The language standard leaves several degrees of freedom to the implementations.
Firstly, even if the program is implemented correctly, its behavior might depend on implementation-defined language features. For example, different implementations can have different ranges for basic integer types.
Secondly, the program might simply be broken. A broken program in this context is a program that relies on behavior that is either undefined or unspecified by the language. This program will appear to "work" in some way, but its actual behavior will depend on unpredictable factors and, therefore, will be inconsistent.
Practice show that in many (if not most) cases when people complain about inconsistently behaving C programs, they are actually failing to realize that they are dealing with a broken program.
Do you have an example?
The language is standardized, but a lot of aspects of it are implementation-defined or even undefined.
For example, this:
printf("sizeof (int) = %u\n", (unsigned)sizeof (int));
will print different numbers on different systems, depending on how big int is.

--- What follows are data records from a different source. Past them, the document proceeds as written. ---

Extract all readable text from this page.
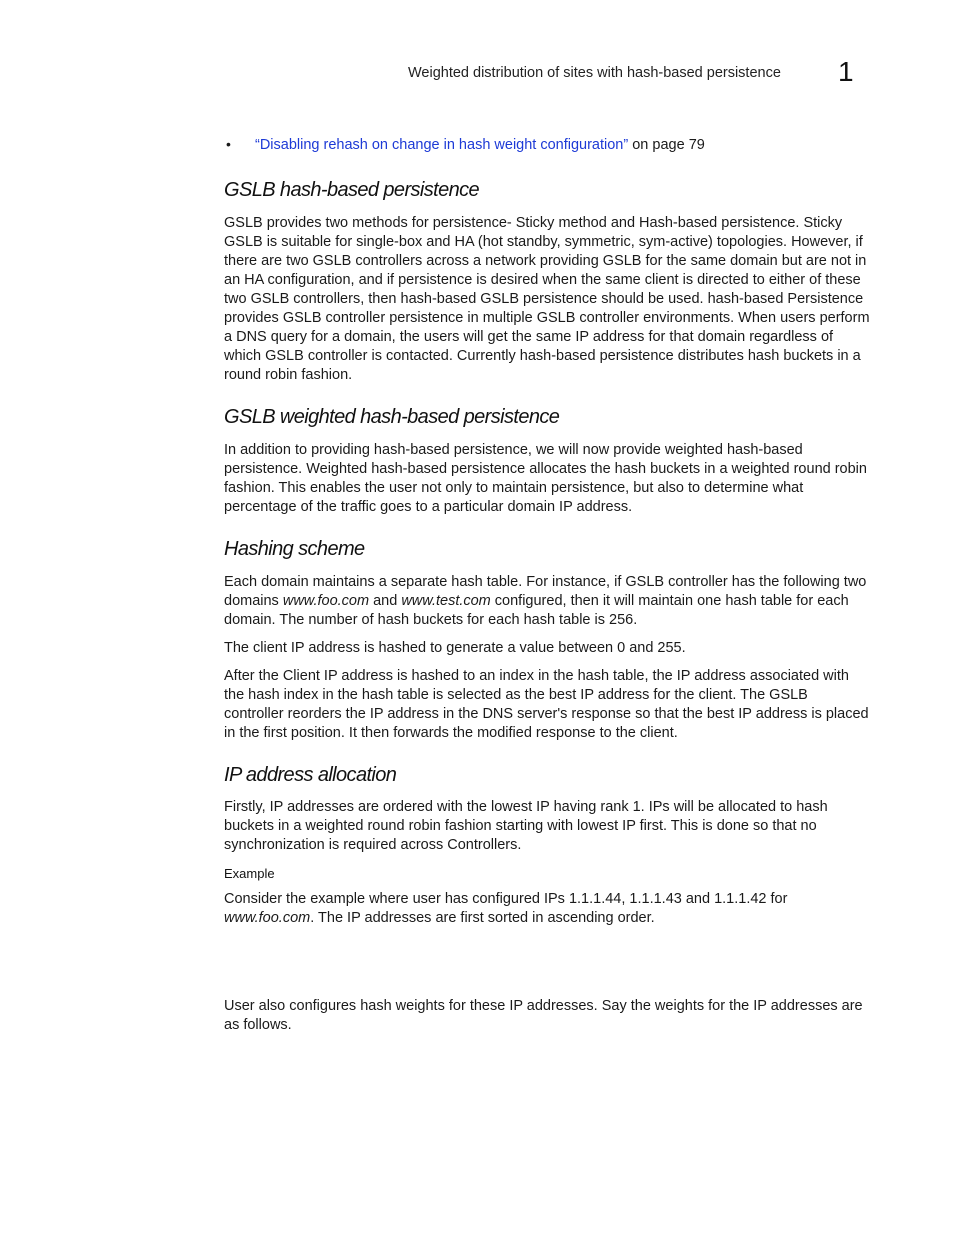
Weighted distribution of sites with hash-based persistence 1
•	“Disabling rehash on change in hash weight configuration” on page 79
GSLB hash-based persistence

GSLB provides two methods for persistence- Sticky method and Hash-based persistence. Sticky GSLB is suitable for single-box and HA (hot standby, symmetric, sym-active) topologies. However, if there are two GSLB controllers across a network providing GSLB for the same domain but are not in an HA configuration, and if persistence is desired when the same client is directed to either of these two GSLB controllers, then hash-based GSLB persistence should be used. hash-based Persistence provides GSLB controller persistence in multiple GSLB controller environments. When users perform a DNS query for a domain, the users will get the same IP address for that domain regardless of which GSLB controller is contacted. Currently hash-based persistence distributes hash buckets in a round robin fashion.

GSLB weighted hash-based persistence

In addition to providing hash-based persistence, we will now provide weighted hash-based persistence. Weighted hash-based persistence allocates the hash buckets in a weighted round robin fashion. This enables the user not only to maintain persistence, but also to determine what percentage of the traffic goes to a particular domain IP address.

Hashing scheme

Each domain maintains a separate hash table. For instance, if GSLB controller has the following two domains www.foo.com and www.test.com configured, then it will maintain one hash table for each domain. The number of hash buckets for each hash table is 256.

The client IP address is hashed to generate a value between 0 and 255.

After the Client IP address is hashed to an index in the hash table, the IP address associated with the hash index in the hash table is selected as the best IP address for the client. The GSLB controller reorders the IP address in the DNS server's response so that the best IP address is placed in the first position. It then forwards the modified response to the client.

IP address allocation

Firstly, IP addresses are ordered with the lowest IP having rank 1. IPs will be allocated to hash buckets in a weighted round robin fashion starting with lowest IP first. This is done so that no synchronization is required across Controllers.

Example

Consider the example where user has configured IPs 1.1.1.44, 1.1.1.43 and 1.1.1.42 for www.foo.com. The IP addresses are first sorted in ascending order.

User also configures hash weights for these IP addresses. Say the weights for the IP addresses are as follows.
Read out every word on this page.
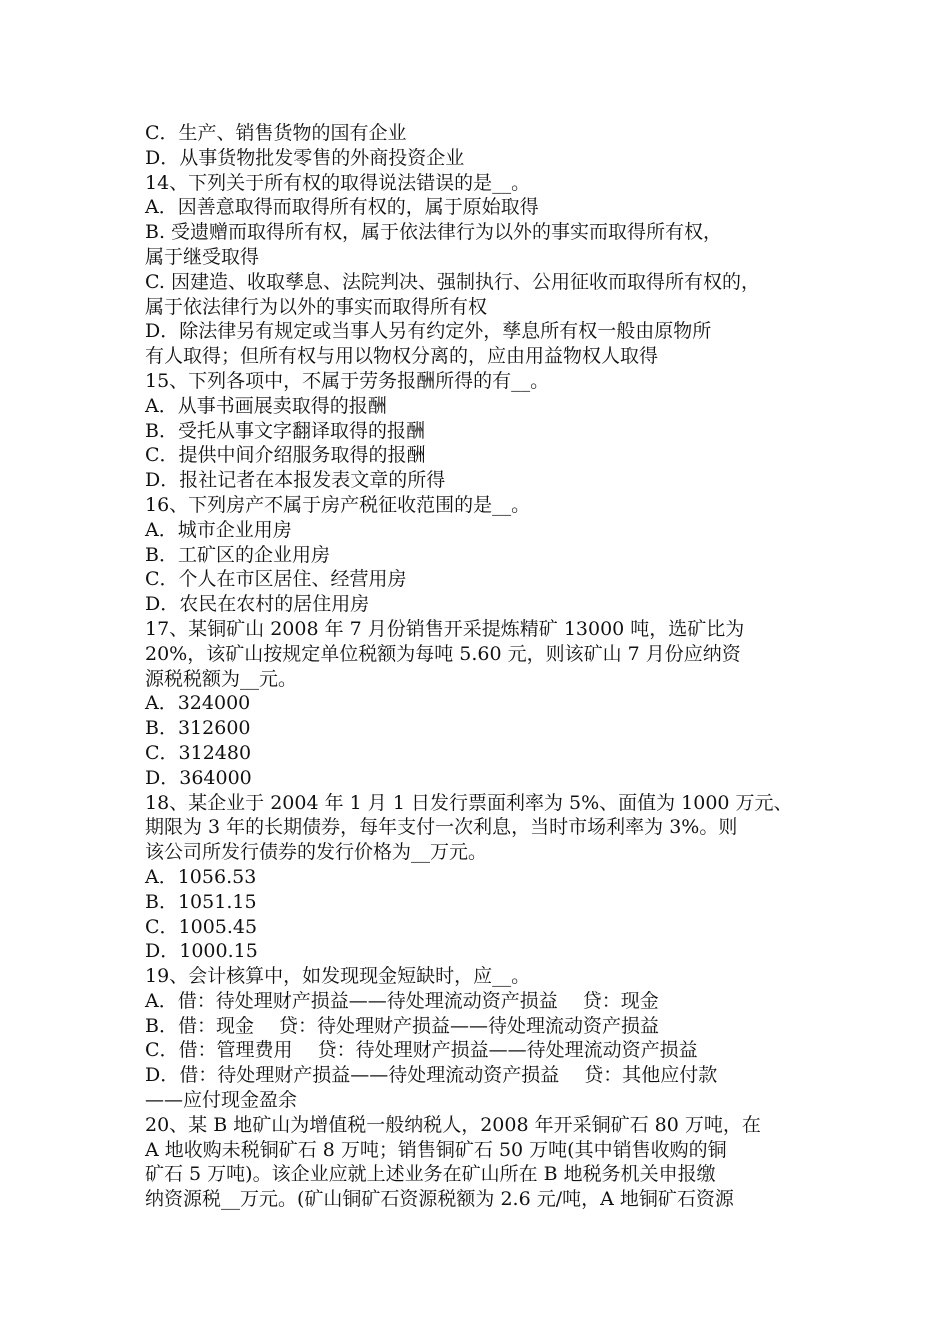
C．生产、销售货物的国有企业
D．从事货物批发零售的外商投资企业
14、下列关于所有权的取得说法错误的是__。
A．因善意取得而取得所有权的，属于原始取得
B. 受遗赠而取得所有权，属于依法律行为以外的事实而取得所有权，
属于继受取得
C. 因建造、收取孳息、法院判决、强制执行、公用征收而取得所有权的，
属于依法律行为以外的事实而取得所有权
D．除法律另有规定或当事人另有约定外，孳息所有权一般由原物所
有人取得；但所有权与用以物权分离的，应由用益物权人取得
15、下列各项中，不属于劳务报酬所得的有__。
A．从事书画展卖取得的报酬
B．受托从事文字翻译取得的报酬
C．提供中间介绍服务取得的报酬
D．报社记者在本报发表文章的所得
16、下列房产不属于房产税征收范围的是__。
A．城市企业用房
B．工矿区的企业用房
C．个人在市区居住、经营用房
D．农民在农村的居住用房
17、某铜矿山 2008 年 7 月份销售开采提炼精矿 13000 吨，选矿比为
20%，该矿山按规定单位税额为每吨 5.60 元，则该矿山 7 月份应纳资
源税税额为__元。
A．324000
B．312600
C．312480
D．364000
18、某企业于 2004 年 1 月 1 日发行票面利率为 5%、面值为 1000 万元、
期限为 3 年的长期债券，每年支付一次利息，当时市场利率为 3%。则
该公司所发行债券的发行价格为__万元。
A．1056.53
B．1051.15
C．1005.45
D．1000.15
19、会计核算中，如发现现金短缺时，应__。
A．借：待处理财产损益——待处理流动资产损益　 贷：现金
B．借：现金　 贷：待处理财产损益——待处理流动资产损益
C．借：管理费用　 贷：待处理财产损益——待处理流动资产损益
D．借：待处理财产损益——待处理流动资产损益　 贷：其他应付款
——应付现金盈余
20、某 B 地矿山为增值税一般纳税人，2008 年开采铜矿石 80 万吨，在
A 地收购未税铜矿石 8 万吨；销售铜矿石 50 万吨(其中销售收购的铜
矿石 5 万吨)。该企业应就上述业务在矿山所在 B 地税务机关申报缴
纳资源税__万元。(矿山铜矿石资源税额为 2.6 元/吨，A 地铜矿石资源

There are many things within C that are implementation-defined. This means that the people who create the compilers can choose how they want to handle those situations. In general, for portability it is best in most cases to not rely on undefined behavior, even when most or all compilers handle it the same way. If you provide some code that different compilers are treating differently, perhaps we can tell you why they are doing that and how to fix it.
An example of undefined behavior is referencing an uninitialized variable like this:
int *a;
printf("%d", *a);
In most implementations, you will see some junk integer that doesn't mean anything (along with a warning). It is whatever value happened to be stored in the memory location pointed to by a; however, technically, the implementation could have specified that referencing an uninitialized variable will always give 0 (or something like that). The reason that this is not the case is because it is much more difficult to implement. Nevertheless, you should still not count on getting whatever happened to be in the memory location pointed to by a. It may or may not be what you get.
For the most part, it's when a programmer uses undefined behaviour and the compiler has to try to guess what you mean.
An example of another potential problem: C++0x just got approved, but the final draft isn't publicly available. As soon as it becomes available, some compilers may add support before others.
Part of a solution: Many compilers have a way to compile to a certain specification. For instance, with GCC, you may compile with "gcc programname.c -ansi" to make sure that your code adheres to the ANSI standard. This will go a ways to ensuring consistency.